All that's just my opinion.
 

Duckenheimer

Senior Member
also, what are your thoughts on the importance of reading vs learning by ear/feel? thanks!
Reading work - such as transcribing and sight reading - is one of the best ways to practise learning by ear/feel.

I cant read music, or drum notation and I'm a great drummer. I think so anyway. Ha Ha.
Do you think being able to read drum music would have made Bonzo or Kieith Moon better drummers? I don't think so.
Rock and roll is about being different, not just copying what has gone before.
The guys who can read have a huge advantage in the goal of not just "copying what has gone before"...
 

Pocket-full-of-gold

Platinum Member
I don't think sight reading is too important for a drum set player.
To be honest, it's never been too important for me either. But I think guys like Vinnie would strongly argue to the contrary.

Horses for courses. How far do you wanna take it, is the ultimate question.
 

mikel

Platinum Member
Reading work - such as transcribing and sight reading - is one of the best ways to practise learning by ear/feel.



The guys who can read have a huge advantage in the goal of not just "copying what has gone before"...

I was not suggesting being able to read drum music was a bad or negative thing, merely that it would not have improved the style of some well known individuals.

If you want to be a session drummer you will have to sight read, but that is another ball game altogether.

Classically trained musicians often have a problem with improvisation because they are so schooled in the "right" way to play, and generally only perform with written pieces, so they tend to play what is expected in any given situation.

Horses for courses I suppose.
 

Duckenheimer

Senior Member
I was not suggesting being able to read drum music was a bad or negative thing, merely that it would not have improved the style of some well known individuals.
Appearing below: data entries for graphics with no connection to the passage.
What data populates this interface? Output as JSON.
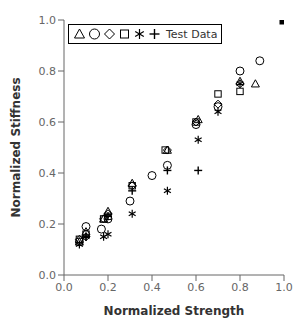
{
  "chart_data": {
    "type": "scatter",
    "title": "",
    "xlabel": "Normalized Strength",
    "ylabel": "Normalized Stiffness",
    "xlim": [
      0,
      1.0
    ],
    "ylim": [
      0,
      1.0
    ],
    "xticks": [
      {
        "value": 0,
        "label": "0.0"
      },
      0.2,
      0.4,
      0.6,
      0.8,
      {
        "value": 1.0,
        "label": "1.0"
      }
    ],
    "yticks": [
      {
        "value": 0,
        "label": "0.0"
      },
      0.2,
      0.4,
      0.6,
      0.8,
      {
        "value": 1.0,
        "label": "1.0"
      }
    ],
    "grid": false,
    "legend": "upper left",
    "legend_label": "Test Data",
    "series": [
      {
        "marker": "triangle",
        "color": "#000000",
        "x": [
          0.07,
          0.1,
          0.18,
          0.2,
          0.31,
          0.47,
          0.61,
          0.8,
          0.87
        ],
        "values": [
          0.13,
          0.17,
          0.22,
          0.25,
          0.36,
          0.49,
          0.61,
          0.76,
          0.75
        ]
      },
      {
        "marker": "circle",
        "color": "#000000",
        "x": [
          0.07,
          0.1,
          0.17,
          0.2,
          0.3,
          0.4,
          0.47,
          0.6,
          0.7,
          0.8,
          0.89
        ],
        "values": [
          0.13,
          0.19,
          0.18,
          0.22,
          0.29,
          0.39,
          0.43,
          0.59,
          0.66,
          0.8,
          0.84
        ]
      },
      {
        "marker": "diamond",
        "color": "#000000",
        "x": [
          0.07,
          0.1,
          0.18,
          0.2,
          0.31,
          0.47,
          0.6,
          0.7,
          0.8
        ],
        "values": [
          0.14,
          0.15,
          0.22,
          0.24,
          0.35,
          0.49,
          0.6,
          0.67,
          0.75
        ]
      },
      {
        "marker": "square",
        "color": "#000000",
        "x": [
          0.07,
          0.1,
          0.18,
          0.2,
          0.31,
          0.46,
          0.6,
          0.7,
          0.8
        ],
        "values": [
          0.14,
          0.16,
          0.22,
          0.23,
          0.35,
          0.49,
          0.6,
          0.71,
          0.72
        ]
      },
      {
        "marker": "asterisk",
        "color": "#000000",
        "x": [
          0.07,
          0.1,
          0.18,
          0.2,
          0.31,
          0.47,
          0.61,
          0.7,
          0.8
        ],
        "values": [
          0.12,
          0.15,
          0.15,
          0.16,
          0.24,
          0.33,
          0.53,
          0.64,
          0.75
        ]
      },
      {
        "marker": "plus",
        "color": "#000000",
        "x": [
          0.1,
          0.2,
          0.31,
          0.47,
          0.61
        ],
        "values": [
          0.15,
          0.23,
          0.33,
          0.41,
          0.41
        ]
      }
    ],
    "marked_point": {
      "marker": "filled_square",
      "color": "#000000",
      "x": 1.0,
      "y": 1.0
    }
  }
}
If you want to be a session drummer you will have to sight read, but that is another ball game altogether.

Classically trained musicians often have a problem with improvisation because they are so schooled in the "right" way to play, and generally only perform with written pieces, so they tend to play what is expected in any given situation.

Horses for courses I suppose.
Sure, though I would bet there's a greater number of well known individuals whose style WAS improved by this tremendous advantage in developing very wide listening and vocabulary skills, particularly those who innovated on the instrument. And what I was saying that being able to read on a high level is a huge advantage for people wishing to be different and develop their own style.
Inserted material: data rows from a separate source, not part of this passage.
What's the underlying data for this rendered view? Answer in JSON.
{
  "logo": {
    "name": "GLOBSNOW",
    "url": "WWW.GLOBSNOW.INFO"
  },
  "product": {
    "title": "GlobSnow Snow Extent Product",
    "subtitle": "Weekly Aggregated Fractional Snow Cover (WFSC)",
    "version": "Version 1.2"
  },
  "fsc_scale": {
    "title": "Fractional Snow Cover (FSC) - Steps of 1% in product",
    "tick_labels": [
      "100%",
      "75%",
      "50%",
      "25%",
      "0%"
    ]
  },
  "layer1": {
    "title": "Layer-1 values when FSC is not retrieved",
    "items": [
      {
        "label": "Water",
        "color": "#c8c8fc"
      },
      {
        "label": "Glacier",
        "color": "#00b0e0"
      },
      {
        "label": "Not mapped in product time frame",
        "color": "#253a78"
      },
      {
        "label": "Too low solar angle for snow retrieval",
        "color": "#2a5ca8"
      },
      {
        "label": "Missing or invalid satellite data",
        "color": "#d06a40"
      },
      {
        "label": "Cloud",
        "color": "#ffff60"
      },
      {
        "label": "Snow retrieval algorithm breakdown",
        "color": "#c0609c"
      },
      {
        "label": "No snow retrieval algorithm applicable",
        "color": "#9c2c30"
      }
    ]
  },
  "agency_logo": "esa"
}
It's not the only advantage for that of course, and as with the classical example it won't function that way when completely isolated from other factors, but it is a tremendous one.
 

Thud

Senior Member
Certainly at the pub gig level there are a lot of people who cannot read music and are proud of that fact. They point to the fact that many successful musicians could not read music. But I can't believe that people who are doing it professionally can do so without any understanding of notation!
I learned to read very basic music at infants school. We had a little band and guess what? They gave me a drum! So we had this big wall chart with a staff and lots of blobs and when you saw your blob coming up you hit the drum. I was hooked.
I have progressed from there but I can't sight read. The only reading I do is from exercises and people's notes on here. I don't play from sheet music although many people do. I just don't need to work at sight reading but I can pick apart most music and play it back.

Drum notation is not hard to learn. I think people who don't bother are being a bit lazy. There are only a handful of basic symbols to learn at the beginning and you can go a long way with them.
Also if you always do exercises from a written page then the constant repetition helps you to become fluent. That's all it is really ... practice! That's what learning the drums is about too. Practice and more practice.